Chance frowned, puzzling out these blasphemous concepts.

“The first gods killed all the Potentiates,” Thetis said, “here in the Hand that Reaches, when the war first began. Potentiates must have mattered somehow.”

“Yes.” The Guardian looked up and past them, as if staring back through time at the memory. “The gods feared the Potentiates could be used to harm them in those dread spaces beyond the Numin Well. Ma’at, gatekeeper of Bifrost, will let only a Potentiate pass. The Younger Gods were safe, when all the Potentiates were dead. There was no one left who could cross Bifrost and threaten their souls.”

“So maybe it fears Chance,” Thetis said. “It wants to kill him?”

“No,” the Guardian said. “It could have killed him before, with ease. But it did not.”

“Could it… use his, his body?” Seth asked.

“But the flesh of the god should no better bond with a Potentiate than with the body it now has,” the Guardian said.

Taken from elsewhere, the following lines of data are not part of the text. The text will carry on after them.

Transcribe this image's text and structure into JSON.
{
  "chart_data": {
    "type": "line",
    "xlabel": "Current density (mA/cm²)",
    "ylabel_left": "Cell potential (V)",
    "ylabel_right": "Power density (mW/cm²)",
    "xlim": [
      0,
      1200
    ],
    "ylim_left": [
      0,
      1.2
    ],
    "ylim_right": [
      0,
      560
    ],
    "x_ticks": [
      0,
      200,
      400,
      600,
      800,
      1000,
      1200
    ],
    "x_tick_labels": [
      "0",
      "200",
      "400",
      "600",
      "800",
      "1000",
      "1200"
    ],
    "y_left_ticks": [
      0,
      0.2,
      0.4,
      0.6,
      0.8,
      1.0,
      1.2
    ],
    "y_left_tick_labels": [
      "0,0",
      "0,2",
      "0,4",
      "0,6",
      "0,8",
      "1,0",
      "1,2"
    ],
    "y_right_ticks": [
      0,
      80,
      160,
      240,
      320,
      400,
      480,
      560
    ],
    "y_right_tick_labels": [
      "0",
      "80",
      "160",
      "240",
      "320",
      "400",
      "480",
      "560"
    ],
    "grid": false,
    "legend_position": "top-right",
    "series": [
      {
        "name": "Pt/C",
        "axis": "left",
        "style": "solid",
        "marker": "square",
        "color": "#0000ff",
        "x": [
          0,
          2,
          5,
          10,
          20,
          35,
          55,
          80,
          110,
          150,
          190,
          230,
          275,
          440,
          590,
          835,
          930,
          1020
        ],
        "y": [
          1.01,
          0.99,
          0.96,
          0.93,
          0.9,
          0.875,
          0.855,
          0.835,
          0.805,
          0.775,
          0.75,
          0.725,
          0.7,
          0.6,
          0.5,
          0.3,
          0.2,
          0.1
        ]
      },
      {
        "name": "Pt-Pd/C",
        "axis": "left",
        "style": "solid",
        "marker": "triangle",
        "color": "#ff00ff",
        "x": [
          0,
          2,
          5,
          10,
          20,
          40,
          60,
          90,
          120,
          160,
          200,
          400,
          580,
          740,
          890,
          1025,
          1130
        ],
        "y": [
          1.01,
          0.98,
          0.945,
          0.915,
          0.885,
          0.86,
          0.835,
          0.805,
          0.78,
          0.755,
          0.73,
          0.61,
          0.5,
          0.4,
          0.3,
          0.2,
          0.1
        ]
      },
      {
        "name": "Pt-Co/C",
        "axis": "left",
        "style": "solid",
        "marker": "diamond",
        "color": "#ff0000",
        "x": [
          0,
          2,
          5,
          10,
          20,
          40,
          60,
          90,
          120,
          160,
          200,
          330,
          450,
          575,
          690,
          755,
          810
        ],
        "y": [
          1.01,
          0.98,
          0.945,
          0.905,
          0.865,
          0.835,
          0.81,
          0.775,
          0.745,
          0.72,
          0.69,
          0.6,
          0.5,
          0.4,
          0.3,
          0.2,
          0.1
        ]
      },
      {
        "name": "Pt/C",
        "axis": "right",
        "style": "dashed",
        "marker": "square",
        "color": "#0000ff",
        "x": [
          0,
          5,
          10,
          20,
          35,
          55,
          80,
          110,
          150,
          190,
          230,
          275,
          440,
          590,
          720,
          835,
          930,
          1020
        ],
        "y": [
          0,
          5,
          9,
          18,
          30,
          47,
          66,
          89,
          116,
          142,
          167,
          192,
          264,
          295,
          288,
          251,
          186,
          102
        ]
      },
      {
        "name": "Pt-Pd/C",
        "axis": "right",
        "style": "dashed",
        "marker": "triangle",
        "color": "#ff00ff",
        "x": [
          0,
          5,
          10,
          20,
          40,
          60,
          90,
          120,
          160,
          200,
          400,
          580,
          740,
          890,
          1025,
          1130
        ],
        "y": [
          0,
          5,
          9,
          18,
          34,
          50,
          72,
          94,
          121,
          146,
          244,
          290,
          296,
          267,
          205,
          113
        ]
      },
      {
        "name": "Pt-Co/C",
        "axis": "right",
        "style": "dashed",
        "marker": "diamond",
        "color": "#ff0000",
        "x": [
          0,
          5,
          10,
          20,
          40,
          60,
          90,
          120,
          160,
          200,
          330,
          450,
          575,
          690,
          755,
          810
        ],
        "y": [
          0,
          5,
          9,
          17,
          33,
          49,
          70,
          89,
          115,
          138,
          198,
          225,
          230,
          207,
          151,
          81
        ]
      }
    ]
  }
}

“There is an alternate possibility,” Mimir said. “The current corpus of the deity is distinct from the corpus that we observed at the Oracle. This entails that the god portion changed its habitation or host. Yet, the Hexus did not appear to change his direction or plans. Ergo, it was able to transfer also the memories and emotions it had formed. We conclude that the Hexus can move its.…” Mimir looked at Chance, seeking a word suitable for him. “Soul. It could have as a goal moving its memories and plans and all of its person
into this adolescent. Then it would send him into the Numin Well, to replace its body there. The god would be reborn.”

There was a long silence. Seth looked at the floor when Chance met his eyes. Thetis did the same. The Guardian and Mimir stood still as statues, thinking.

“But,” Chance finally said, “but the witches made the false gods. They were unmen.”

Seth’s ears lay down flat.

Then it dawned on Chance. “Oh no,” he said. He looked at Seth and then Thetis, imploring each for some word of denial, but they were silent.

“That’s false,” he said. “A lie. Look at me. Look at me. I don’t have cat eyes, or fur on my skin, or fangs. That false god is wrong. It made a mistake. I’m a man. A true man. A Truman.”

Thetis put the fingertips of both hands over her mouth, and bowed her head so that her hair fell over her face.

“No. No.” Chance stood abruptly. His chair fell back on the floor. “They swore. The witches swore. They swore I was pure.” He started breathing heavily, turning in place. He’d had enough. This was madness, this was everything that a Puriman must deny, must flee.

He went to the door and pushed it open and ran into the hall, looking for some way out, away from the white walls and glowing evil ceiling and unholy machines in the floors and the lies and these unmen. His breath came in gasps now. Where were the stairs? He turned in place till he remembered, then staggered to the end of the hall and pushed the door open. He stumbled to the railing and looked up, then down the reeling stair well. He took first one step, then another. He descended a dozen steps before he fell back and sat.